A historian must not hesitate if his books lend aid and comfort to the Queen's enemies [...] or even the common enemies of mankind. For my part I would even record facts which told in favour of the British government if I had find any to record (goak again).
AJP Taylor, The Origins of the Second World War. (London : Penguin, 1991 [1963]).*
O livro do Manuel Loff que resultou
nesta entrevista ao DN que o Carlos Leone me desafiou a comentar terá certamente (até pelo tamanho) alguns pontos de valor. Na entrevista ao DN, no entanto, Loff cai numa série de equívocos que se podem resumir no tipo de abordagem nacionalista ou progressista à história que Taylor critica.
O primeiro equívoco de Loff é o de que o historiador não deve branquear o regime fascista de Salazar. Ora, essa não é uma questão que se deva sequer colocar.
Se o conceito de fascismo é para ser usado como insulto político então, nesse sentido pejorativo, não tem lugar na história. Se é para ter alguma utilidade analítico, então os historiadores, politólogos, e cientistas sociais vários, devem ter toda a liberdade para discutir que sentido dão ao conceito de fascismo, e se é operacional a sua aplicação ao regime de Salazar (no todo ou em parte).
Loff cita na entrevista autores que são activistas políticos (e não historiadores) e que dizem que Salazar não é fascista, mas não para o branquear ou absolver (como o próprio Loff diz adiante) e sim para criticar Salazar. Ou seja, consideram que Salazar devia ser/ter sido fascista! Portanto, não vejo o que esta referência adiante ao argumento.
Salazar é, aparentemente, um fascista que nunca (como Loff acaba por deixar claro) afirmou sê-lo. Um fascista que não só prende fascistas, mas, sobretudo, acaba com o partido fascista (Nacional-Sindicalista) que existia em Portugal. É, no mínimo, um fascista problemático. Mas aparentemente não se pode problematizar. Não se pode chegar a outra conclusão que não seja que Salazar é fascista, se não branqueamos o ditador!
Finalmente, Loff refere como umas das grandes provas esquecidas de que Salazar era mesmo fascista um ofício de 1941 do Conde de Tovar (representante diplomático portugês na Berlim de Hitler), que a dada altura afirma que não há dois regimes mais semelhantes na Europa do que o Estado Novo e o III Reich!
Esta "prova" parece-me, pelo contrário, evidência dos problemas que a que este tipo de lógica de branqueamento e anti-branqueamento leva: a do historiador transformado em advogado de acusação, a quem apenas interessa arranjar declarações incriminatórias.

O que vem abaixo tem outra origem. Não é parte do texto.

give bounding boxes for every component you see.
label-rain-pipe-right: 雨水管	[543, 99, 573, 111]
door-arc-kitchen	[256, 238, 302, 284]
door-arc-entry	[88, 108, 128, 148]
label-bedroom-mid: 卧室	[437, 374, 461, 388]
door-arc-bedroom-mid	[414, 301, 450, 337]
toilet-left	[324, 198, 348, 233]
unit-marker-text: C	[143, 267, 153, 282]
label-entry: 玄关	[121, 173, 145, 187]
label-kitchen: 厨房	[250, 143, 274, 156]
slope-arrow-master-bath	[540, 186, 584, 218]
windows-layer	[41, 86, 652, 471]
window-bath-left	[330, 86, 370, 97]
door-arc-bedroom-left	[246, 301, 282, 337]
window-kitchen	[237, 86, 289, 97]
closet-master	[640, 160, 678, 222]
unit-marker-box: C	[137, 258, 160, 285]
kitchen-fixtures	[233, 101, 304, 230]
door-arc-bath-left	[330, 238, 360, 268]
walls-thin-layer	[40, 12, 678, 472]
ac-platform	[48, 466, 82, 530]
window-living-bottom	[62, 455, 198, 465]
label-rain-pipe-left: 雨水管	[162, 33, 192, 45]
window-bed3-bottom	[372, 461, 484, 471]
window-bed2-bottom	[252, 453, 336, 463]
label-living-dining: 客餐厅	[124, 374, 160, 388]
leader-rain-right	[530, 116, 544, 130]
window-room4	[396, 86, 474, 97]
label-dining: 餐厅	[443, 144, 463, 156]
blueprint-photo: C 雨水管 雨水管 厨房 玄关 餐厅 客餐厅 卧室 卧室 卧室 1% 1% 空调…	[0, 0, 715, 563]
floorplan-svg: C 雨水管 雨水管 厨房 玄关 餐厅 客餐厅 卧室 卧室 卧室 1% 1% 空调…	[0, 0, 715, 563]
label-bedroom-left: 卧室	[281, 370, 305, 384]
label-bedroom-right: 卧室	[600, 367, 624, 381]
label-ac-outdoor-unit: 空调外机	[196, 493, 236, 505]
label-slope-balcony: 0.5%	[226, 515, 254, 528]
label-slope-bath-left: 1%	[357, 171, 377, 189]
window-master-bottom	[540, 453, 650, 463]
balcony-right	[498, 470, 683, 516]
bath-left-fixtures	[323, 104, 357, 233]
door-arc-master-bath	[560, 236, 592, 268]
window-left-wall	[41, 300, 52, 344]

Tovar diz isso? E então? Isso só mostra que trabalhava para aproximar Portugal e a Alemanha. Pode um historiador simplesmente tomar à letra um tal ofício, quando ele é tão manifestamente falso? Algum historiador pode afirmar seriamente que o Estado Novo era, em 1941, o regime mais próximo que havia na Europa ao III Reich?
Mais uma vez a implicação da entrevista de Manuel Loff parece ser que quem se atreva a levantar estas pequenas questões está a branquear o Estado Novo.
Toda esta discussão me parece deslocada. Não creio que haja algum historiador do Estado Novo que rejeite a ideia de que Salazar foi um ditador, fundador e líder de um regime autoritário e repressivo. Está-se a criar uma falsa questão.
Até admito que haja aqui boas intenções. No entanto, a ser assim, elas confundem duas coisas fundamentalmente distintas. O trabalho político de formação de cidadãos, que incluirá uma certa memória valorativa do passado, selectiva e até militante. E o trabalho da história, que no campo da memória deve apenas preocupar-se com a divulgação científica de qualidade.
O contributo da história para a democracia – e apenas por arrastamento feliz - será o de formar pessoas com uma boa consciência crítica, bem informados, habituados a conviver com a complexidade. A história não deve estar ao serviço de nada, nem de ninguém, nem sequer das boas causas (isso fica para a doutrinação ou a hagiografia ou a propaganda, todas elas perfeitamente legítimas no seu campo.) O historiador não deve branquear, nem escurecer.
* Claro que o próprio Taylor pode ser criticado por ter violado princípios do rigor crítico em nome de teses preconcebidas e de frases bem esgalhadas (nomeadamente no próprio Origins). Mas essas são críticas justificadas: a par de análise arrojadas Taylor embarca em contradições insanáveis e omissões inexplicáveis. As críticas que lhe foram feitas e a que ele aqui responde - de querer branquear Hitler -, essas não faziam nenhum sentido. (Aliás, é sempre mais fácil dar um bom conselho do que segui-lo.)